C’est certain que bitcheries n’est pas un mot accepté par l’Académie de la langue française, mais bon, le mot illustre mon état d’âme devant tous les agacements, disons niaiseries, de la vie quotidienne. Interdit de passer vos ongles sur le tableau, en guise de protestations.
1. Les drames royaux
Un jour, sur TikTok, j’ai eu le malheur de cliquer sur un vidéo de la famille royale… Erreur ! Mon téléphone a été inondé de toutes leurs histoires, leurs scandales, leurs psychodrames. Et tous ces commentateurs de la royauté qui nous décrivent chaque pose, chaque regard. Une véritable industrie qu’est la monarchie britannique. Harry et Meghan, prenez votre retraite, svp.
2. Grouille-toi sur ton bien-être
Il faut respirer, déconnecter, boire de l’eau, faire du yoga, sourire au lever du soleil. Manger ceci, surtout pas cela, faire 50 squats avant le déjeuner, éviter le sucre, le sel, les patates. J’aimerais qu’on me laisse, parfois, simplement être fatiguée sans culpabilité. Et manger un beigne Boston sans crise existentielle.
3. Les phrases toutes faites
« Tout arrive pour une raison », « Reste positive », « Il faut avoir confiance en la vie » (sauf celle-là, je l’aime bien…). « Tu es forte » : non, pas tout le temps, pas vraiment, mais je ne m’en vante pas.

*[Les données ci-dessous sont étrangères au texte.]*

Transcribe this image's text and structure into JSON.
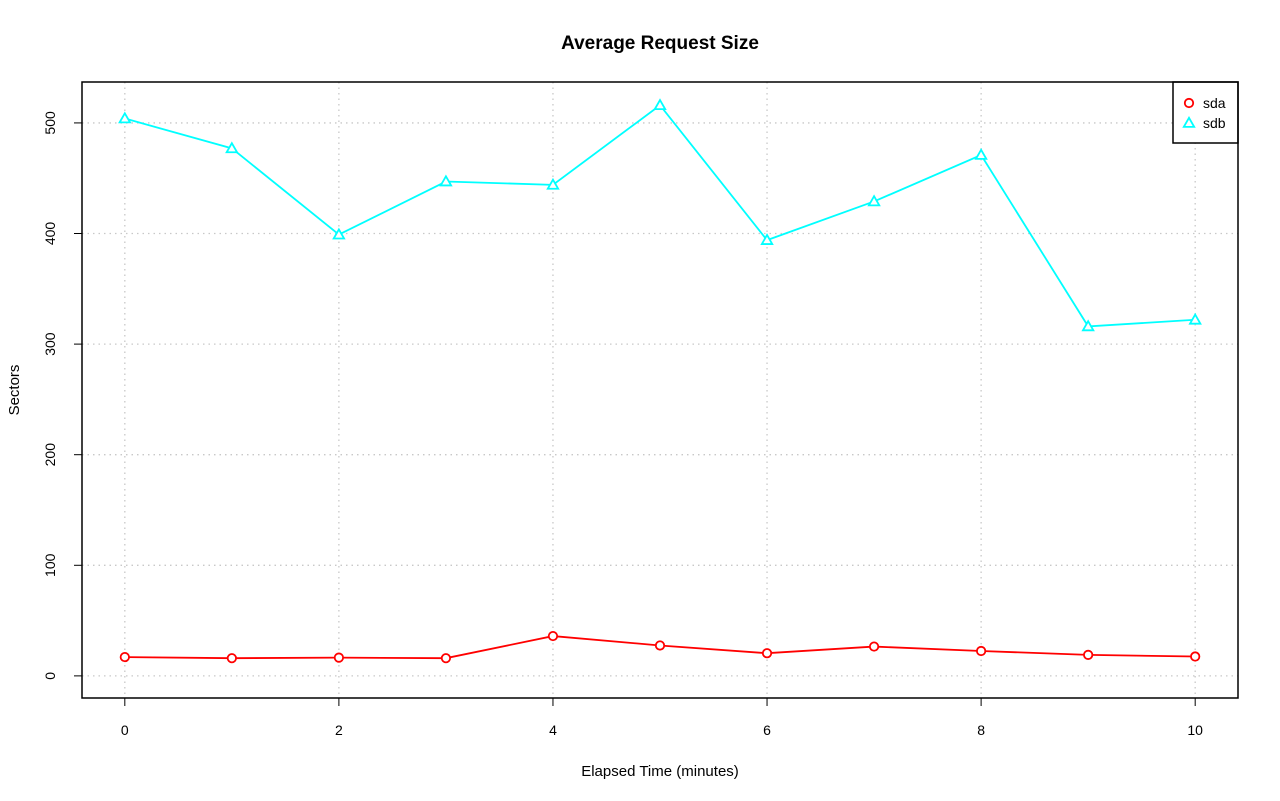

4. Les militants sans nuance
On n’écoute plus pour comprendre, pour échanger, mais pour répliquer. La conversation est devenue un duel. Si tu critiques les gouvernements de Carney, de Legault, de Netanyahu, ou les autres chefs d’État, leurs ardents défenseurs te placent sur la liste noire et tu es zappé de l’univers. Cause toujours, mon lapin, j’ai autre chose à dire.
5. Les beaux mots
Authenticité, bienveillance, transparence — si souvent répétés à toutes les sauces qu’ils ne veulent plus rien dire. Avec toutes les nuances de rose et enrobés d’un positivisme que même les moines tibétains auraient du mal à avaler.
6. LinkedIn
Utile pour certains, mais lassant pour ceux qui voient tous ces gens s’autocongratuler en passant d’un événement caritatif à l’autre. Quand tu n’es plus participant au cirque, tu trouves que ça frise le 40 onces de vanité pure.
7. Tous ces beaux morts
Bon, il y a de la mort à la télévision et de la souffrance innommable dans le monde. Et pourtant, inévitablement, mon cœur chavire à l’annonce du décès de ceux qui m’ont touchée au cinéma et en musique particulièrement. La mort de Fiori, en juin dernier, m’a donné un solide coup. Un peu comme la mort de Dédé, il y a longtemps…Et c’est loin d’être terminé.
8. Les virages
Les virages politiques vers l’extrême-droite partout dans le monde, une gauche déboussolée et sectaire, le retour du religieux, le corporatisme syndical et patronal exacerbé, le commentariat débordant et la diminution du journalisme terrain, les crimes crapuleux contre les aînés, le franglais à l’honneur…tannée.
9. Les écouteurs : trop chers?
Tout le monde le dit, et je le redis : achetez-vous des écouteurs dans le métro. Promis : vos oreilles vont supporter le fil. Vos discussions avec le cousin, les zing-zwing du jeu vidéo qui monopolisent votre cerveau, on n’en a rien, mais vraiment rien à cirer. Pollution auditive majeure.
Et finalement…
10. Les « breaking news » de Donald Trump
Tout ce que dit, pense, décide, raconte, radote Donald Trump, doit-il être diffusé en direct à la télé québécoise et canadienne ? C’est carrément trop. Parfois, je me dis : « Ben cou’t donc, je n’ai pas lu le mémo, on est devenus des Américains ! » Les longs reportages à la télé et les nombreux articles résumant le spectacle (car c’en était un !) de l’hommage public à Charlie Kirk, ont témoigné de cette fébrilité médiatique. Loin de moi de vouloir censurer les médias, mais parfois trop, c’est comme pas assez.
Bon, j’ai terminé…
Fallait que ça sorte. Je respire mieux là. Ça ira mieux lundi… ou pas. En attendant, je range mes crises d’urticaire dans ma pharmacie, jusqu’à un prochain vendredi.